Bangsa Indonesia menginginkan orang-orang yang konsisten menegakkan keadilan dan kebenaran, itu pula sudah jelas sesuai tercantum dalam Pancasila serta Undang-Undang Dasar Tahun 1945, namun sampai hari ini bangsa Indonesia masih carut-marut memikirkan instansi penegak hukum yang tidak jelas arah, terutama dan paling utama lembaga kehakiman, kejaksaan, kepolisian yang selama ini paling di junjung tinggi dan di agungkan masyarakat, tetapi hari ini tidak ubah seperti singa yang berbulu domba. Bicara hakim, hukum, dan tindak pidana serta narapidana tidak lain kita kembali kekonsep hak asasi manusia bahwa tersangka, terpidana, dan narapidana apakah mereka-mereka ini dalam hukum pidana tidak ada pengecualian dalam melakukan pertanggungjawaban hukum semisalkan melakukan atau sama sekali tidak melakukan tetapi perbuatan itu sangat kecil atau  ringan? Logika hukum serta argumentasi hukum yang saya pahami dalam kosep hukum pidana pasti ada pengecualian dalam  pertanggungjawaban pidana, sebab tidak mungkin hukum pidana itu menghukum orang gila, anak kecil yang umur 10 atau dibawah sepuluh tahun dan orang sudah lanjut usia semisalkan dia melakukan perbuatan pidana yang  di larang oleh negara, namun itu tidak logis sangat menodai kepastian, rasa keadilan dan persamaan dihadapan hukum.

Pidana, Pemidanaan dan Narapidana
Penggunaan istilah pidana itu sendiri di artikan sebagai sanksi pidana. Untuk pengertian yang sama, sering juga di gunakan istilah-istilah yang lain, yaitu hukuman, penghukuman, pemidanaan, penjatuhan hukuman, pemberian pidana, dan  hukuman  pidana. Menurut  saya, istilah-istilah di atas terlalu spesifikasi karena kata pidana kalau kita maknakan sebenarnya sangat luas. Jadi kata-kata seperti di atas itu lebih cocoknya digunakan ketika seseorang yang melakukan perbuatan pidana atau adanya kepetusan dari pengadilan yang sudah memiliki kekuatan hukum tetap, oleh karena itu dari kata-kata diatas kalau kita samakan dengan perbuatan pidana akan memiliki makna yang rancu.
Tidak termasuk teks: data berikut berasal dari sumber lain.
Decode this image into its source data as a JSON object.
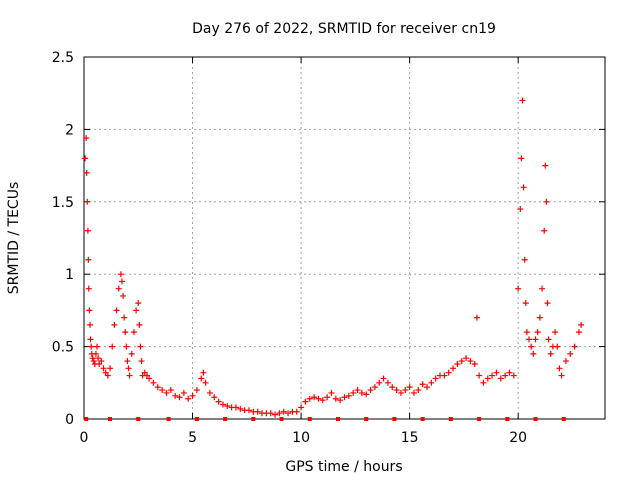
{
  "chart_data": {
    "type": "scatter",
    "title": "Day 276 of 2022, SRMTID for receiver cn19",
    "xlabel": "GPS time / hours",
    "ylabel": "SRMTID / TECUs",
    "xlim": [
      0,
      24
    ],
    "ylim": [
      0,
      2.5
    ],
    "xticks": [
      0,
      5,
      10,
      15,
      20
    ],
    "xtick_labels": [
      "0",
      "5",
      "10",
      "15",
      "20"
    ],
    "yticks": [
      0,
      0.5,
      1,
      1.5,
      2,
      2.5
    ],
    "ytick_labels": [
      "0",
      "0.5",
      "1",
      "1.5",
      "2",
      "2.5"
    ],
    "grid": true,
    "marker": "+",
    "color": "#ff0000",
    "series": [
      {
        "name": "SRMTID",
        "x": [
          0.05,
          0.1,
          0.12,
          0.15,
          0.18,
          0.2,
          0.22,
          0.25,
          0.28,
          0.3,
          0.33,
          0.36,
          0.4,
          0.45,
          0.5,
          0.55,
          0.6,
          0.65,
          0.7,
          0.8,
          0.9,
          1.0,
          1.1,
          1.2,
          1.3,
          1.4,
          1.5,
          1.6,
          1.7,
          1.75,
          1.8,
          1.85,
          1.9,
          1.95,
          2.0,
          2.05,
          2.1,
          2.2,
          2.3,
          2.4,
          2.5,
          2.55,
          2.6,
          2.65,
          2.7,
          2.8,
          2.9,
          3.0,
          3.2,
          3.4,
          3.6,
          3.8,
          4.0,
          4.2,
          4.4,
          4.6,
          4.8,
          5.0,
          5.2,
          5.4,
          5.5,
          5.6,
          5.8,
          6.0,
          6.2,
          6.4,
          6.6,
          6.8,
          7.0,
          7.2,
          7.4,
          7.6,
          7.8,
          8.0,
          8.2,
          8.4,
          8.6,
          8.8,
          9.0,
          9.2,
          9.4,
          9.6,
          9.8,
          10.0,
          10.2,
          10.4,
          10.6,
          10.8,
          11.0,
          11.2,
          11.4,
          11.6,
          11.8,
          12.0,
          12.2,
          12.4,
          12.6,
          12.8,
          13.0,
          13.2,
          13.4,
          13.6,
          13.8,
          14.0,
          14.2,
          14.4,
          14.6,
          14.8,
          15.0,
          15.2,
          15.4,
          15.6,
          15.8,
          16.0,
          16.2,
          16.4,
          16.6,
          16.8,
          17.0,
          17.2,
          17.4,
          17.6,
          17.8,
          18.0,
          18.1,
          18.2,
          18.4,
          18.6,
          18.8,
          19.0,
          19.2,
          19.4,
          19.6,
          19.8,
          20.0,
          20.1,
          20.15,
          20.2,
          20.25,
          20.3,
          20.35,
          20.4,
          20.5,
          20.6,
          20.7,
          20.8,
          20.9,
          21.0,
          21.1,
          21.2,
          21.25,
          21.3,
          21.35,
          21.4,
          21.5,
          21.6,
          21.7,
          21.8,
          21.9,
          22.0,
          22.2,
          22.4,
          22.6,
          22.8,
          22.9
        ],
        "y": [
          1.8,
          1.94,
          1.7,
          1.5,
          1.3,
          1.1,
          0.9,
          0.75,
          0.65,
          0.55,
          0.5,
          0.45,
          0.42,
          0.4,
          0.38,
          0.45,
          0.5,
          0.42,
          0.38,
          0.4,
          0.35,
          0.32,
          0.3,
          0.35,
          0.5,
          0.65,
          0.75,
          0.9,
          1.0,
          0.95,
          0.85,
          0.7,
          0.6,
          0.5,
          0.4,
          0.35,
          0.3,
          0.45,
          0.6,
          0.75,
          0.8,
          0.65,
          0.5,
          0.4,
          0.3,
          0.32,
          0.3,
          0.28,
          0.25,
          0.22,
          0.2,
          0.18,
          0.2,
          0.16,
          0.15,
          0.18,
          0.14,
          0.16,
          0.2,
          0.28,
          0.32,
          0.25,
          0.18,
          0.15,
          0.12,
          0.1,
          0.09,
          0.08,
          0.08,
          0.07,
          0.06,
          0.06,
          0.05,
          0.05,
          0.04,
          0.04,
          0.04,
          0.03,
          0.04,
          0.05,
          0.04,
          0.05,
          0.05,
          0.08,
          0.12,
          0.14,
          0.15,
          0.14,
          0.13,
          0.15,
          0.18,
          0.14,
          0.13,
          0.15,
          0.16,
          0.18,
          0.2,
          0.18,
          0.17,
          0.2,
          0.22,
          0.25,
          0.28,
          0.25,
          0.22,
          0.2,
          0.18,
          0.2,
          0.22,
          0.18,
          0.2,
          0.24,
          0.22,
          0.25,
          0.28,
          0.3,
          0.3,
          0.32,
          0.35,
          0.38,
          0.4,
          0.42,
          0.4,
          0.38,
          0.7,
          0.3,
          0.25,
          0.28,
          0.3,
          0.32,
          0.28,
          0.3,
          0.32,
          0.3,
          0.9,
          1.45,
          1.8,
          2.2,
          1.6,
          1.1,
          0.8,
          0.6,
          0.55,
          0.5,
          0.45,
          0.55,
          0.6,
          0.7,
          0.9,
          1.3,
          1.75,
          1.5,
          0.8,
          0.55,
          0.45,
          0.5,
          0.6,
          0.5,
          0.35,
          0.3,
          0.4,
          0.45,
          0.5,
          0.6,
          0.65
        ]
      }
    ],
    "baseline_markers_x": [
      0.1,
      1.2,
      2.5,
      3.9,
      5.2,
      6.5,
      7.8,
      9.1,
      10.4,
      11.7,
      13.0,
      14.3,
      15.6,
      16.9,
      18.2,
      19.5,
      20.8,
      22.1
    ]
  }
}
Namun senada juga apa yang ditafsirkan oleh Guru Bersar Hukum Pidana Universitas Gadjah Mada, Profesor Moeljatno, beliau ini memberikan pengertian bahwa pidana adalah menentukan perbuatan-perbuatan mana yang tidak boleh dilakukan atau yang dilarang, menentukan kapan dan dalam hal apa supaya orang tersebut bisa di pidana, dan menentukan dengan cara bagaimana prosesnya orang disangka tersebut.

Artinya apa, kata pidana menunjukan pada proses mulai sejak pada saat orang itu melakukan perbuatan dan melahirkan kegoncangan di dalam masyrakat, penyidikan, maupun pada tingkat penuntutan sedangkan kata penghukuman itu lebih cocok digunakan ketika pengadilan memberikan eksekusi kepada pelanggar tersebut.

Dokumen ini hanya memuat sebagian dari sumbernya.